La formula è sempre quella, di qualunque altro gruppo che prova a sfondare ora: chitarre con quella distorsione vintage che sembra uscire da un vox, batteria caciarona, ritmi sostenuti e un buon abbraccio al rock del passato.
Ma mentre l’opera di restauro di White stripes, Strokes et similia va verso un rock nel senso puro del termine, gli Everyothers hanno un fascino glam che li porta ad evocare David bowie e Lou Reed.
Si guarda quindi più agli anni 70 scintillanti, ai T-rex, Ziggy Stardust e anche un po’ i Velvet underground.
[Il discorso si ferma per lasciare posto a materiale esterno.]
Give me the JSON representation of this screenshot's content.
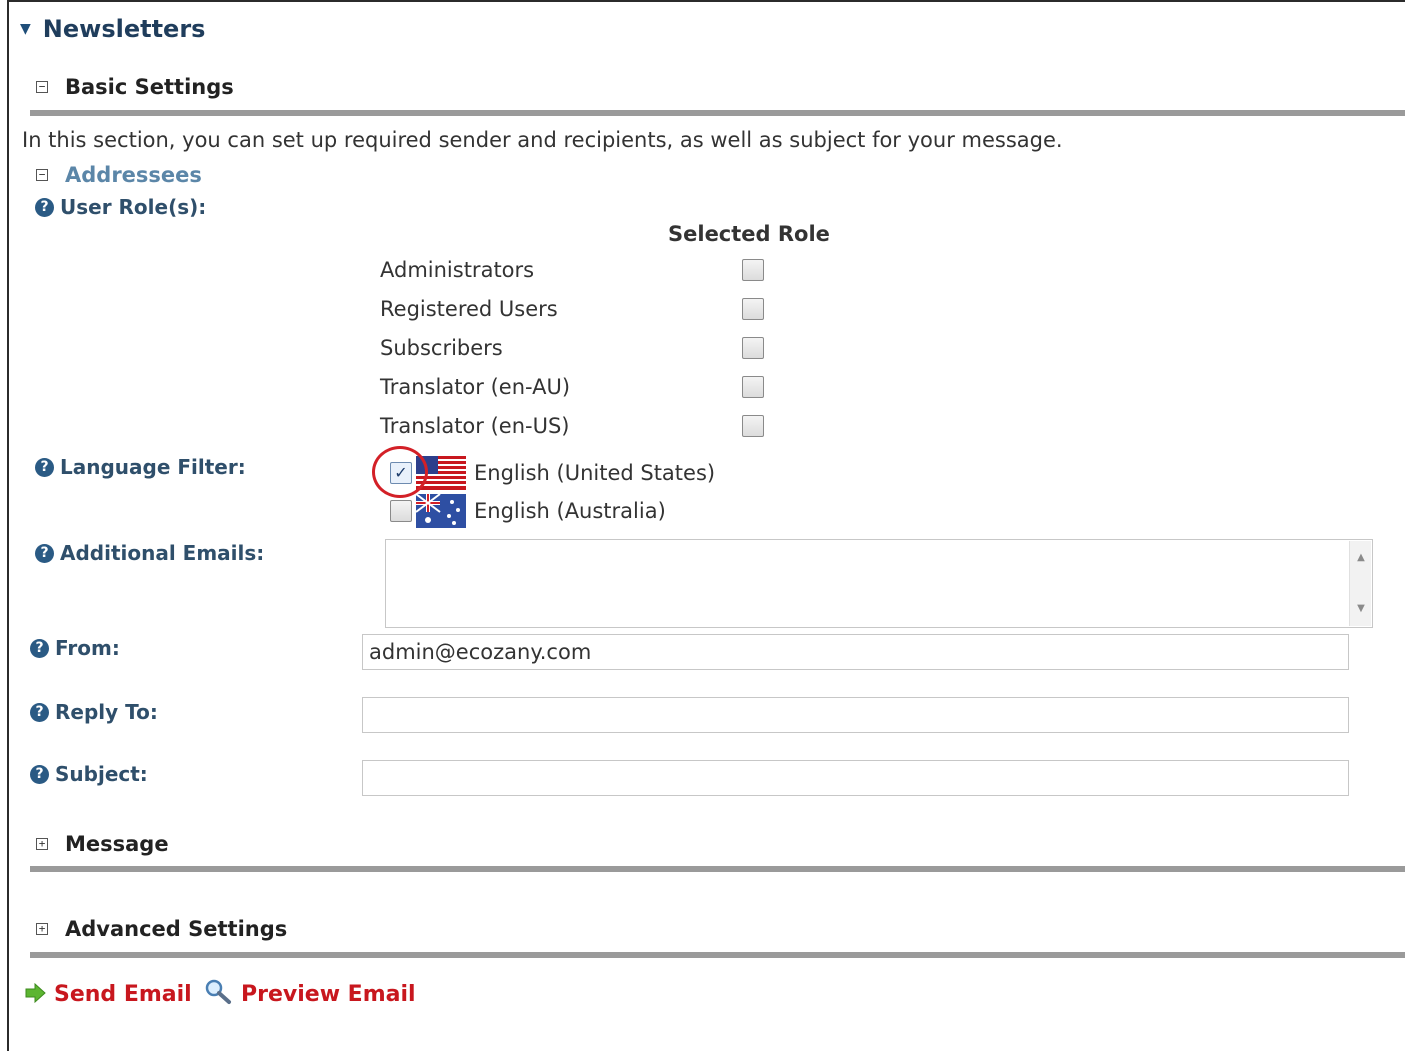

Ma si strizza con piacere anche l’occhi a quel brit pop di stampo glam, un po’ new romantic e un po’ decadente (Auteurs e Suede rivisti in chiave rock).
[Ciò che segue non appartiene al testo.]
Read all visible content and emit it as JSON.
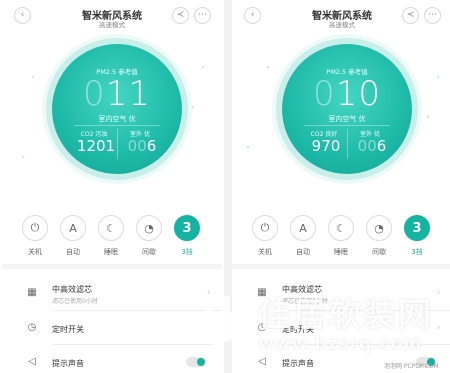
{
  "app": {
    "title": "智米新风系统",
    "subtitle": "高速模式"
  },
  "icons": {
    "back": "back-icon",
    "share": "share-icon",
    "more": "more-icon"
  },
  "colors": {
    "accent": "#17b3a2",
    "gauge": "#1eb9a8"
  },
  "screens": [
    {
      "pm_label": "PM2.5 参考值",
      "pm_dim": "0",
      "pm_value": "11",
      "indoor": "室内空气 优",
      "co2_label": "CO2 污浊",
      "co2_value": "1201",
      "outdoor_label": "室外 优",
      "outdoor_dim": "00",
      "outdoor_value": "6"
    },
    {
      "pm_label": "PM2.5 参考值",
      "pm_dim": "0",
      "pm_value": "10",
      "indoor": "室内空气 优",
      "co2_label": "CO2 良好",
      "co2_value": "970",
      "outdoor_label": "室外 优",
      "outdoor_dim": "00",
      "outdoor_value": "6"
    }
  ],
  "modes": [
    {
      "icon": "power-icon",
      "glyph": "⏻",
      "label": "关机"
    },
    {
      "icon": "auto-icon",
      "glyph": "A",
      "label": "自动"
    },
    {
      "icon": "moon-icon",
      "glyph": "☾",
      "label": "睡眠"
    },
    {
      "icon": "intermittent-icon",
      "glyph": "◔",
      "label": "间歇"
    },
    {
      "icon": "level-icon",
      "glyph": "3",
      "label": "3挡",
      "active": true
    }
  ],
  "settings": {
    "filter_title": "中高效滤芯",
    "filter_sub": "滤芯已使用0小时",
    "timer_title": "定时开关",
    "sound_title": "提示声音"
  },
  "watermark": {
    "text": "佳居软装网",
    "url": "www.bzsrq.com",
    "credit": "泡泡网 PCPOP.COM"
  }
}
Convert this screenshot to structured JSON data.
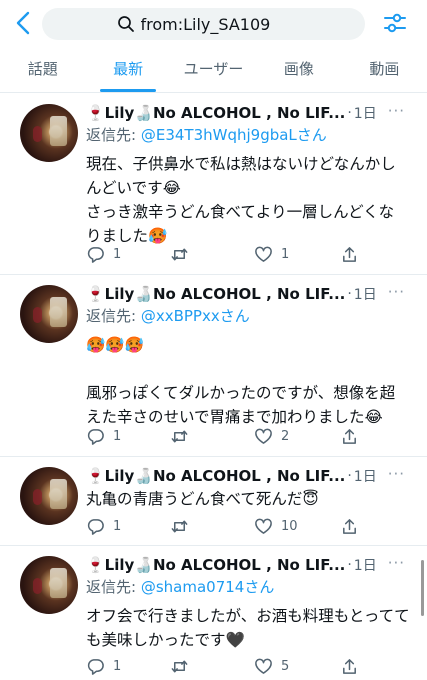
{
  "search": {
    "query": "from:Lily_SA109"
  },
  "tabs": [
    "話題",
    "最新",
    "ユーザー",
    "画像",
    "動画"
  ],
  "account": {
    "display_name": "🍷Lily🍶No ALCOHOL , No LIF...",
    "sep": "·",
    "more": "···"
  },
  "tweets": [
    {
      "time": "1日",
      "reply_label": "返信先:",
      "reply_handle": "@E34T3hWqhj9gbaLさん",
      "lines": [
        "現在、子供鼻水で私は熱はないけどなんかし",
        "んどいです😂",
        "さっき激辛うどん食べてより一層しんどくな",
        "りました🥵"
      ],
      "replies": "1",
      "retweets": "",
      "likes": "1"
    },
    {
      "time": "1日",
      "reply_label": "返信先:",
      "reply_handle": "@xxBPPxxさん",
      "lines": [
        "🥵🥵🥵",
        "",
        "風邪っぽくてダルかったのですが、想像を超",
        "えた辛さのせいで胃痛まで加わりました😂"
      ],
      "replies": "1",
      "retweets": "",
      "likes": "2"
    },
    {
      "time": "1日",
      "lines": [
        "丸亀の青唐うどん食べて死んだ😇"
      ],
      "replies": "1",
      "retweets": "",
      "likes": "10"
    },
    {
      "time": "1日",
      "reply_label": "返信先:",
      "reply_handle": "@shama0714さん",
      "lines": [
        "オフ会で行きましたが、お酒も料理もとってて",
        "も美味しかったです🖤"
      ],
      "replies": "1",
      "retweets": "",
      "likes": "5"
    }
  ],
  "colors": {
    "accent": "#1d9bf0",
    "muted": "#536471",
    "text": "#0f1419",
    "divider": "#e6ecf0"
  },
  "icons": [
    "back-arrow-icon",
    "search-icon",
    "filter-sliders-icon",
    "reply-icon",
    "retweet-icon",
    "like-heart-icon",
    "share-icon",
    "more-dots-icon"
  ]
}
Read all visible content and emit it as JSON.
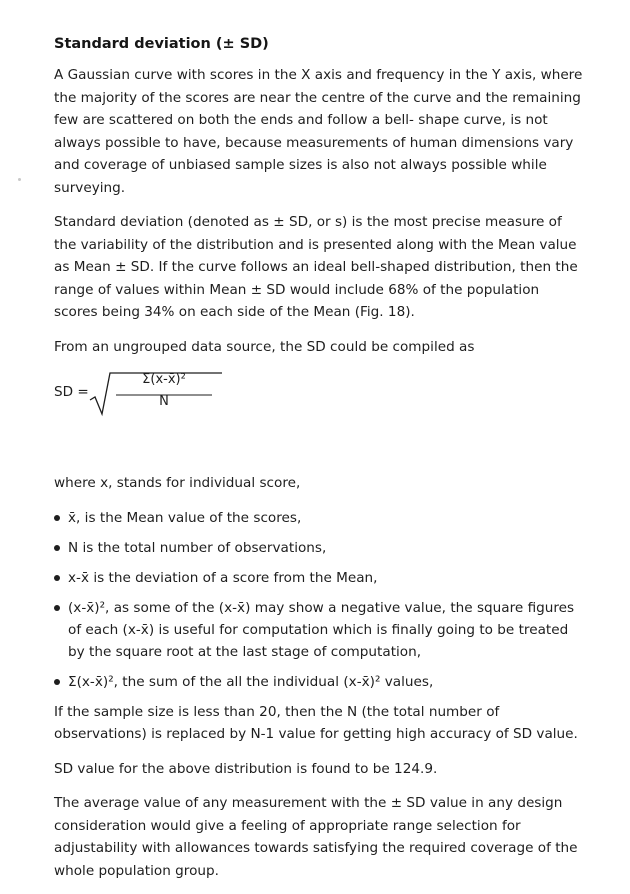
{
  "heading": "Standard deviation (± SD)",
  "paragraphs": {
    "p1": "A Gaussian curve with scores in the X axis and frequency in the Y axis, where the majority of the scores are near the centre of the curve and the remaining few are scattered on both the ends and follow a bell- shape curve, is not always possible to have, because measurements of human dimensions vary and coverage of unbiased sample sizes is also not always possible while surveying.",
    "p2": "Standard deviation (denoted as ± SD, or s) is the most precise measure of the variability of the distribution and is presented along with the Mean value as Mean ± SD. If the curve follows an ideal bell-shaped distribution, then the range of values within Mean ± SD would include 68% of the population scores being 34% on each side of the Mean (Fig. 18).",
    "p3": "From an ungrouped data source, the SD could be compiled as",
    "p4": "where x, stands for individual score,",
    "p5": "If the sample size is less than 20, then the N (the total number of observations) is replaced by N-1 value for getting high accuracy of SD value.",
    "p6": "SD value for the above distribution is found to be 124.9.",
    "p7": "The average value of any measurement with the ± SD value in any design consideration would give a feeling of appropriate range selection for adjustability with allowances towards satisfying the required coverage of the whole population group."
  },
  "formula": {
    "lhs": "SD =",
    "numerator": "Σ(x-x̄)²",
    "denominator": "N"
  },
  "bullets": [
    "x̄, is the Mean value of the scores,",
    "N is the total number of observations,",
    "x-x̄ is the deviation of a score from the Mean,",
    "(x-x̄)², as some of the (x-x̄) may show a negative value, the square figures of each (x-x̄) is useful for computation which is finally going to be treated by the square root at the last stage of computation,",
    "Σ(x-x̄)², the sum of the all the individual (x-x̄)² values,"
  ]
}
C’è quindi un non so che di tossico nelle canzoni degli Everyothers, di autodistruttivo, di bruciare tutto e subito.

Ma più che un fuoco il disco dalla metà in poi si rivela solo fumo.
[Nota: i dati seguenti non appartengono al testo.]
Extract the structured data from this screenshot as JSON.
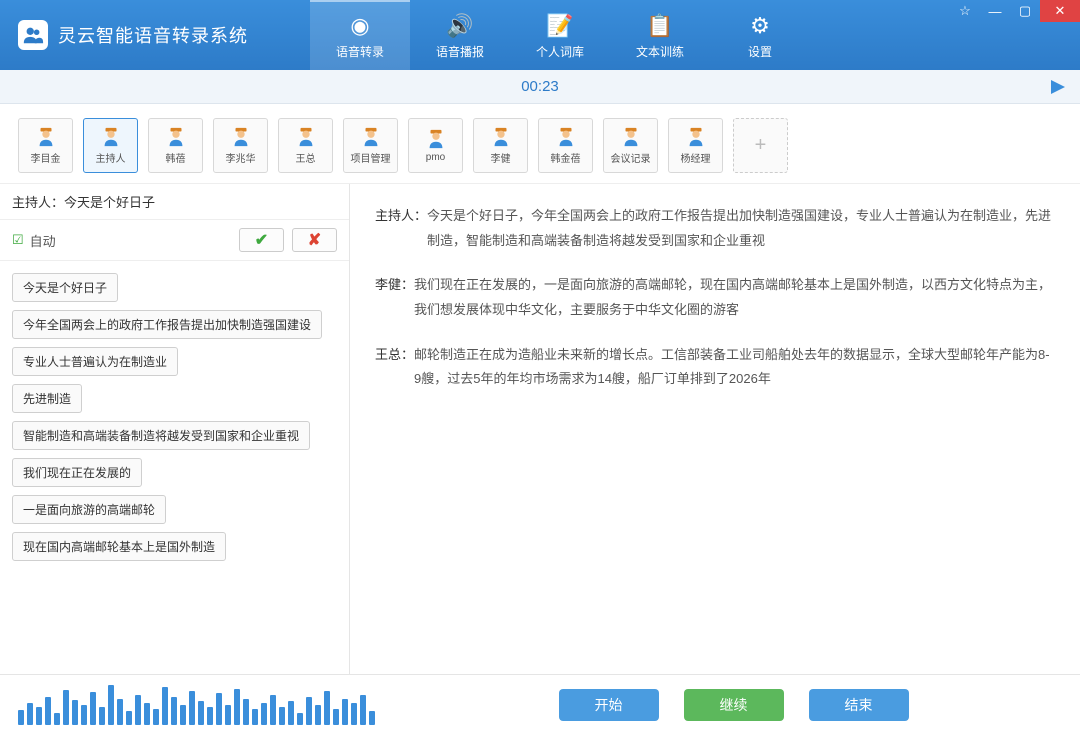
{
  "app": {
    "title": "灵云智能语音转录系统"
  },
  "nav": {
    "items": [
      {
        "label": "语音转录",
        "icon": "record"
      },
      {
        "label": "语音播报",
        "icon": "speaker"
      },
      {
        "label": "个人词库",
        "icon": "doc"
      },
      {
        "label": "文本训练",
        "icon": "table"
      },
      {
        "label": "设置",
        "icon": "gear"
      }
    ]
  },
  "timer": {
    "value": "00:23"
  },
  "speakers": [
    {
      "name": "李目金"
    },
    {
      "name": "主持人"
    },
    {
      "name": "韩蓓"
    },
    {
      "name": "李兆华"
    },
    {
      "name": "王总"
    },
    {
      "name": "项目管理"
    },
    {
      "name": "pmo"
    },
    {
      "name": "李健"
    },
    {
      "name": "韩金蓓"
    },
    {
      "name": "会议记录"
    },
    {
      "name": "杨经理"
    }
  ],
  "current_input": {
    "text": "主持人：今天是个好日子"
  },
  "auto": {
    "label": "自动"
  },
  "phrases": [
    "今天是个好日子",
    "今年全国两会上的政府工作报告提出加快制造强国建设",
    "专业人士普遍认为在制造业",
    "先进制造",
    "智能制造和高端装备制造将越发受到国家和企业重视",
    "我们现在正在发展的",
    "一是面向旅游的高端邮轮",
    "现在国内高端邮轮基本上是国外制造"
  ],
  "transcript": [
    {
      "speaker": "主持人：",
      "text": "今天是个好日子，今年全国两会上的政府工作报告提出加快制造强国建设，专业人士普遍认为在制造业，先进制造，智能制造和高端装备制造将越发受到国家和企业重视"
    },
    {
      "speaker": "李健：",
      "text": "我们现在正在发展的，一是面向旅游的高端邮轮，现在国内高端邮轮基本上是国外制造，以西方文化特点为主，我们想发展体现中华文化，主要服务于中华文化圈的游客"
    },
    {
      "speaker": "王总：",
      "text": "邮轮制造正在成为造船业未来新的增长点。工信部装备工业司船舶处去年的数据显示，全球大型邮轮年产能为8-9艘，过去5年的年均市场需求为14艘，船厂订单排到了2026年"
    }
  ],
  "waveform_heights": [
    15,
    22,
    18,
    28,
    12,
    35,
    25,
    20,
    33,
    18,
    40,
    26,
    14,
    30,
    22,
    16,
    38,
    28,
    20,
    34,
    24,
    18,
    32,
    20,
    36,
    26,
    16,
    22,
    30,
    18,
    24,
    12,
    28,
    20,
    34,
    16,
    26,
    22,
    30,
    14
  ],
  "actions": {
    "start": "开始",
    "continue": "继续",
    "end": "结束"
  }
}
Si parte in modo accattivante, Can’t get round evoca subito Lou Reed nel cantato, e le seguenti Surprise Surprise e Make Up something restano sempre in quei territori, conuna new your in sottofondo avvolta da trame di “ragni rossi da marte”.
Ma già dal 3 brano incomincia una strana mutazione nel quartetto… la band oscilla e sembra perdere il suo contatto mentale col passato, diventa insicura, titubante (forse troppo una cover band) e quindi eccola cercare un appiglio moderno.
E in men che non si dica le cose pur restando uguali… cambiano.
Il suono resta immutato, ma il portamento della canzone, lo stesso modo di porsi nel cantato evocano una band che 2 anni fa ha salutato le scene, una band che forse non sa neanche che è la scena newyorkese anni 70, una band che campava di un pop rock senza pretese, diretto e accattivante seppur scontato e troppo ammiccante: i Terrorvision.

A nulla vale il tentativo di riesumare Iggy Pop (Like a Drug, brano più valido): dalla seconda metà il disco naufraga ai confini tra la banalità (il pezzo da radio Break That Bottle) e la mancanza di ispirazione(In My shoes).

Peccato, per un quarto d’ora buono erano riusciti ad ingannare, ma dopo 15 minuti tanto vale sentirsi drettamente Shaving Peaches dei Terrorvision (che come album -aggiungo- non è affatto male, certo meglio degli Everyothers!).